PS, Bloco de Esquerda, PCP e "Os Verdes" rejeitaram, esta quarta-feira, o projeto de resolução apresentado pelo PSD para a criação de uma comissão eventual no parlamento para se proceder a uma reforma da Segurança Social.

Estamos cansados da discussão requentada que insiste sempre nos mesmos pontos", sublinhou o vice-presidente da bancada do PS João Galamba.

O parlamentar socialista falava no debate agendado pelo PSD para a criação de uma comissão eventual para estudar e promover uma reforma do sistema público de Segurança Social.

Discordamos de todos os diagnósticos apresentados pelo PSD, achamos que partem de premissas erradas, dados manipulados e não correspondem à verdade", sublinhou João Galamba, antes de dizer que "todos os indicadores demográficos se agravaram com a governação" recente do PSD, a meias com CDS-PP.

A resolução dos sociais-democratas contou com o apoio o apoio do CDS-PP, num debate que encerrou com uma intervenção do presidente do PSD, Pedro Passos Coelho.

No final do debate, o presidente do PSD acusou a maioria de esquerda parlamentar de estar "esgotada", sem disponibilidade para "nada" e "fechada" a qualquer debate perante os portugueses, refugiando-se numa "canga dogmática" sobre o futuro da Segurança Social.

Se o PS e as outras forças de esquerda não têm sequer disponibilidade para, numa comissão eventual, abordar possíveis soluções e avaliar diagnósticos sobre a Segurança Social, retirando toda a canga dogmática da discussão, então é porque não estão disponíveis para nada", disse.

Antevendo este resultado negativo para as forças da oposição, a meio da discussão, o presidente da bancada do CDS-PP, Nuno Magalhães, anunciou que a sua bancada irá entregar em breve uma resolução para "forçar" o Governo a informar em detalhe as perspetivas de evolução e de sustentabilidade do sistema de Segurança Social.
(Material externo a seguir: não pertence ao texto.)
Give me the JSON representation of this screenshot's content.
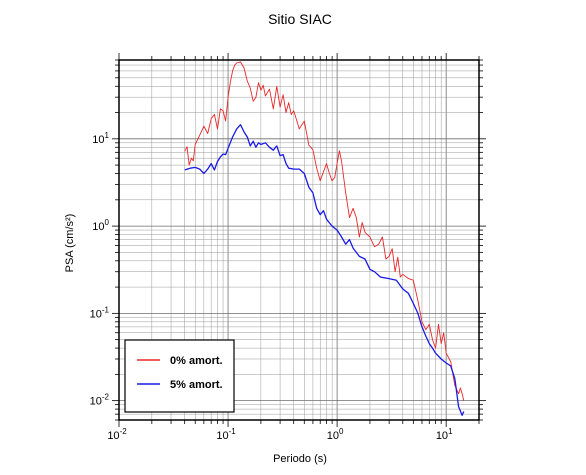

A constituição de uma comissão para em 180 dias "estudar e propor uma reforma estrutural do sistema público de Segurança Social português" pede, disse o deputado do PSD Marco António Costa, que os partidos com assento parlamentar decidam se "pretendem perder-se nas querelas partidárias ou se desejam contribuir para a construção de consensos indispensáveis".

O PSD quer que esta comissão eventual tenha como objeto "a recolha de contributos, a análise e a sistematização de medidas orientadas para a sustentabilidade financeira e sociopolítica de longo prazo do sistema de Segurança Social".

No âmbito da comissão deverão ser ouvidos os parceiros sociais, responsáveis institucionais públicos, privados, bem como personalidades do meio académico, e, no final, deverá ser apresentado um relatório com as respetivas conclusões.

Na sexta-feira, o líder do PSD, Passos Coelho, voltou a propor uma discussão sobre a reforma da Segurança Social, tendo então sublinhado que "é imperioso não adiar a resposta política a este problema" e que a matéria não pode ficar reduzida às "preferências partidárias".

As críticas do Governo vieram no dia seguinte, sábado, pela voz do ministro do Trabalho, Solidariedade e Segurança Social, Vieira da Silva, que acusou Pedro Passos Coelho de fazer uma "manobra de diversão".